Все впустую. Минимум раз в день перед обедом профессор Басад заходит, с порога пинает Тревожного Магистранта и лишь затем приступает к ритуальному омовению рук. Для него эта издевательская профилактика уже превратилась в неотъемлемую часть церемонии приготовления к приему пищи. Своеобразная методика возбуждения аппетита и стимуляции желудочно-кишечного тракта.
Заправский Ученый совсем иной. Зовут его Ор, он безмятежно спокоен, в любой ситуации сохраняет чувство юмора и имеет привычку заменять существительные в предложениях словосочетанием “fuckin' shit”[i]. Особенно забавно в таком изложении звучат описания экспериментов. В полдень Ор неизменно медитирует. Прямо посреди нашего бедлама надевает наушники, закрывает глаза и отключается.

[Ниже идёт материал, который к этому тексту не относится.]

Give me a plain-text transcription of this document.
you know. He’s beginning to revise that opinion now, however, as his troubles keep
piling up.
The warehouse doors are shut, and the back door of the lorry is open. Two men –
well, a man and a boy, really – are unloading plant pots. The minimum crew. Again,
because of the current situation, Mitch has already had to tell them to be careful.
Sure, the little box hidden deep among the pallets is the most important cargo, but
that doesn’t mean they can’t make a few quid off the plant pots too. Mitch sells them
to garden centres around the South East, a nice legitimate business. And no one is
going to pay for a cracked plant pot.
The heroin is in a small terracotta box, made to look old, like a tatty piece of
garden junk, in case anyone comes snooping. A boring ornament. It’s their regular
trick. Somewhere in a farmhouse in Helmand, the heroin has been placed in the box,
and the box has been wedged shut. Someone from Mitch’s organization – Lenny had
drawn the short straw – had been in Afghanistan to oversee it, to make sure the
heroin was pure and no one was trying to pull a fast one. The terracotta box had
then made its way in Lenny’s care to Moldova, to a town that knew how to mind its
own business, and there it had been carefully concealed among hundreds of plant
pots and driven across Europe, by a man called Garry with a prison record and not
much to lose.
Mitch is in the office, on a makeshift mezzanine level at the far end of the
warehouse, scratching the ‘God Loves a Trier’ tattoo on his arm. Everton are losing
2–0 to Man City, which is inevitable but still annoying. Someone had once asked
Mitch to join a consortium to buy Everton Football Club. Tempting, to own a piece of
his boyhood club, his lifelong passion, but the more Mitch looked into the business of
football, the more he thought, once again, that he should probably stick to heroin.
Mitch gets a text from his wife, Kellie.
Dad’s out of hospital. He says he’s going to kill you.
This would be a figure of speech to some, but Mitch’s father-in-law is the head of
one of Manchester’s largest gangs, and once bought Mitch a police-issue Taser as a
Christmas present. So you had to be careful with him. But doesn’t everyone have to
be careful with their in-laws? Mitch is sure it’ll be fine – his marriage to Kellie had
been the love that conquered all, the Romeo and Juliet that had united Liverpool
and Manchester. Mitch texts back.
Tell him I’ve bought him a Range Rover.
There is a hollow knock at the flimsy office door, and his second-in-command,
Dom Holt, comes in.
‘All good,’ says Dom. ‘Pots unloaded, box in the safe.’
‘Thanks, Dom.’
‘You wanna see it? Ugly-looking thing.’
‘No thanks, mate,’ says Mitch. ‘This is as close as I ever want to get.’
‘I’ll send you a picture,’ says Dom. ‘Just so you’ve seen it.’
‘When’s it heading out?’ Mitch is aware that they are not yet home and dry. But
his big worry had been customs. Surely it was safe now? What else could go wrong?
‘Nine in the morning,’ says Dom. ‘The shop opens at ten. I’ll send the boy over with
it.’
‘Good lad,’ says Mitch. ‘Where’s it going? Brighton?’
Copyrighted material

Еще Заправский Ученый любит во время работы издавать разнообразные звуки. Я, кстати, тоже сам с собой разговариваю, охаю, мычу, кряхчу. Будто не на клавиатуре печатаю, а дрова колю. И он точно так же. Мы с ним сидим плечом к плечу, и наш бурный научно-исследовательский процесс сопровождается бессвязным двухголосым звуковым рядом.
Ор тоже подтрунивает над Магистрантом. Каждый приступ смятения нашего коллеги он встречает чем-нибудь еще более циничным, чем я. Порой это несколько отрезвляет Тревожного Магистранта, и тогда он рассыпается в благодарностях. По его словам, мы помогаем ему сохранять остатки мужской натуры. И он просит продолжать, чтобы не дать ему окончательно размякнуть.
Теперь о том, почему я прозвал Ора “Заправским Ученым”. Этот эпизод произошел как-то под конец дня, когда суета уже улеглась, труженики науки стряхнули послеобеденный анабиоз, отделались от будничных хлопот, и их помыслы воспаряют ввысь – прочь от досужих дум к чертогам цитадели истинных знаний и мудрости.